Equanimity is the ability to remain calm under pressure. It means having an even mind, and it's a crucial factor in investing. If you can control your temperament you will greatly improve your chances of success.
If you are a mutual fund investor, you should adopt the mindset that you will make periodic investments over the long haul, and you should not pay the slightest attention to whether the market is going up or down. Your goal should be to make monthly investments through thick and thin...and especially through thin, since that's when you get to buy shares cheap.
If you are a stock investor you should see your goal is to buy shares of great companies and hold them for years. At least 5 years, and preferably 10, 20, 30 years or forever. The other approaches to so-called "investing," namely day trading, speculating on stock options - are all gambles.
Charlie Munger and his business partner, Warren Buffett, who together run Berkshire Hathaway believe that the passage of time is the friend of the investor or business person and impatience his or her enemy. When asked once about whether he was worried about a big drop in the value of Berkshire Munger said succinctly:
“Zero. This is the third time Warren and I have seen our holdings in Berkshire Hathway go down, top tick to bottom tick, by 50%. I think it’s in the nature of long term shareholding of the normal vicissitudes of worldly outcomes of markets that the long-term holder has his quoted value of his stocks go down by say 50%.

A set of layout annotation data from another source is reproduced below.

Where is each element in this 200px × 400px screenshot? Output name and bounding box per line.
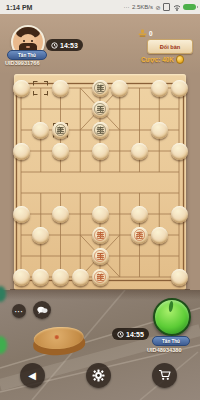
back-button[interactable]: ◀ <box>20 363 45 388</box>
change-table-button[interactable]: Đổi bàn <box>147 39 193 54</box>
hidden-black-piece[interactable] <box>171 143 188 160</box>
hidden-red-piece[interactable] <box>52 206 69 223</box>
piece-layer: 將馬象炮炮兵馬帥 <box>14 74 186 290</box>
hidden-red-piece[interactable] <box>13 206 30 223</box>
black-general[interactable]: 將 <box>92 80 109 97</box>
hidden-black-piece[interactable] <box>111 80 128 97</box>
piece-character: 馬 <box>92 248 109 265</box>
black-elephant[interactable]: 象 <box>52 122 69 139</box>
hidden-red-piece[interactable] <box>151 227 168 244</box>
network-speed: 2.5KB/s <box>132 4 153 10</box>
hidden-black-piece[interactable] <box>151 80 168 97</box>
status-icons: ··· 2.5KB/s ⊘ <box>123 3 196 12</box>
wifi-icon <box>173 4 181 11</box>
screencast-icon <box>163 3 170 12</box>
hidden-red-piece[interactable] <box>131 206 148 223</box>
hidden-red-piece[interactable] <box>92 206 109 223</box>
cart-icon <box>158 369 171 381</box>
shop-button[interactable] <box>152 363 177 388</box>
top-timer-value: 14:53 <box>60 42 78 49</box>
hidden-black-piece[interactable] <box>151 122 168 139</box>
bet-label: Cược: 40K <box>141 56 174 63</box>
black-horse[interactable]: 馬 <box>92 101 109 118</box>
bottom-player-rank-badge: Tân Thủ <box>152 336 190 346</box>
hidden-red-piece[interactable] <box>72 269 89 286</box>
piece-character: 將 <box>92 80 109 97</box>
settings-button[interactable] <box>86 363 111 388</box>
clock-icon <box>117 331 124 338</box>
top-player-timer: 14:53 <box>46 39 83 51</box>
streak-count: 0 <box>149 30 153 37</box>
bottom-player-avatar[interactable] <box>153 298 191 336</box>
hidden-red-piece[interactable] <box>32 227 49 244</box>
piece-character: 兵 <box>131 227 148 244</box>
data-saver-icon: ⊘ <box>155 4 160 11</box>
hidden-red-piece[interactable] <box>32 269 49 286</box>
red-horse[interactable]: 馬 <box>92 248 109 265</box>
more-button[interactable]: ··· <box>12 304 26 318</box>
battery-icon <box>183 4 196 11</box>
avatar-eye <box>31 40 33 42</box>
hidden-black-piece[interactable] <box>131 143 148 160</box>
trophy-icon <box>138 29 147 37</box>
piece-character: 炮 <box>92 122 109 139</box>
clock-time: 1:14 PM <box>6 4 32 11</box>
table-scene: ··· 14:55 Tân Thủ UID48934380 ◀ <box>0 290 200 400</box>
hidden-red-piece[interactable] <box>52 269 69 286</box>
hidden-black-piece[interactable] <box>92 143 109 160</box>
top-player-uid: UID39931766 <box>5 60 40 66</box>
status-bar: 1:14 PM ··· 2.5KB/s ⊘ <box>0 0 200 14</box>
game-screen: 1:14 PM ··· 2.5KB/s ⊘ 14:53 Tân Thủ UID3… <box>0 0 200 400</box>
bottom-timer-value: 14:55 <box>126 331 144 338</box>
hidden-red-piece[interactable] <box>13 269 30 286</box>
hidden-black-piece[interactable] <box>13 80 30 97</box>
chat-bubble-icon <box>37 306 48 315</box>
red-general[interactable]: 帥 <box>92 269 109 286</box>
streak-counter: 0 <box>138 29 153 37</box>
hidden-black-piece[interactable] <box>32 122 49 139</box>
red-cannon[interactable]: 炮 <box>92 227 109 244</box>
bottom-player-timer: 14:55 <box>112 328 149 340</box>
avatar-mouth <box>26 46 30 48</box>
clock-icon <box>51 42 58 49</box>
hidden-red-piece[interactable] <box>171 269 188 286</box>
avatar-jade-streak <box>168 301 173 312</box>
hidden-red-piece[interactable] <box>171 206 188 223</box>
hidden-black-piece[interactable] <box>171 80 188 97</box>
piece-character: 象 <box>52 122 69 139</box>
red-pawn[interactable]: 兵 <box>131 227 148 244</box>
decorative-wood-piece <box>32 325 86 357</box>
top-player-panel: 14:53 Tân Thủ UID39931766 0 Đổi bàn Cược… <box>0 14 200 74</box>
coin-icon <box>176 55 185 64</box>
more-icon: ··· <box>123 4 129 10</box>
hidden-black-piece[interactable] <box>52 80 69 97</box>
top-player-rank-badge: Tân Thủ <box>7 50 47 60</box>
black-cannon[interactable]: 炮 <box>92 122 109 139</box>
piece-character: 炮 <box>92 227 109 244</box>
piece-character: 帥 <box>92 269 109 286</box>
bet-amount: Cược: 40K <box>141 55 184 64</box>
chat-button[interactable] <box>33 301 51 319</box>
avatar-eye <box>23 40 25 42</box>
hidden-black-piece[interactable] <box>52 143 69 160</box>
xiangqi-board[interactable]: 將馬象炮炮兵馬帥 <box>14 74 186 290</box>
gear-icon <box>92 369 105 382</box>
bottom-player-uid: UID48934380 <box>147 347 182 353</box>
hidden-black-piece[interactable] <box>13 143 30 160</box>
last-move-marker <box>33 81 48 96</box>
piece-character: 馬 <box>92 101 109 118</box>
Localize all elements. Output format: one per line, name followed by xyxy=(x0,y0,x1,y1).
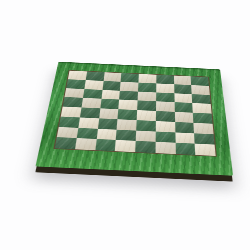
square-f8 xyxy=(156,75,174,84)
square-c3 xyxy=(97,118,117,129)
square-g1 xyxy=(175,143,195,155)
square-h6 xyxy=(192,94,211,104)
square-e1 xyxy=(135,141,155,153)
square-b8 xyxy=(86,71,105,80)
square-c7 xyxy=(102,81,121,91)
square-d6 xyxy=(119,90,138,100)
square-d1 xyxy=(115,140,136,152)
square-e5 xyxy=(137,101,156,111)
square-g7 xyxy=(174,84,192,94)
photo-background xyxy=(0,0,250,250)
square-a5 xyxy=(63,97,83,107)
playing-area xyxy=(53,70,216,157)
square-a1 xyxy=(55,137,77,149)
square-c1 xyxy=(95,139,116,151)
square-h1 xyxy=(195,144,216,156)
square-f1 xyxy=(155,142,175,154)
square-h2 xyxy=(194,133,214,145)
square-g3 xyxy=(175,122,195,133)
square-d2 xyxy=(116,129,136,141)
square-f4 xyxy=(156,111,175,122)
square-b1 xyxy=(75,138,96,150)
square-b4 xyxy=(80,107,100,118)
board-frame xyxy=(35,62,233,176)
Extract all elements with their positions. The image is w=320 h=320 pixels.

"In fact you can argue that if you’re not willing to react with equanimity to a market price decline of 50% two or three times a century you’re not fit to be a common shareholder and you deserve the mediocre result you’re going to get compared to the people who do have the temperament, who can be more philosophical about these market fluctuations.”
Stay calm despite market fluctuations and keep a calm mind. It's a key factor to your investing success.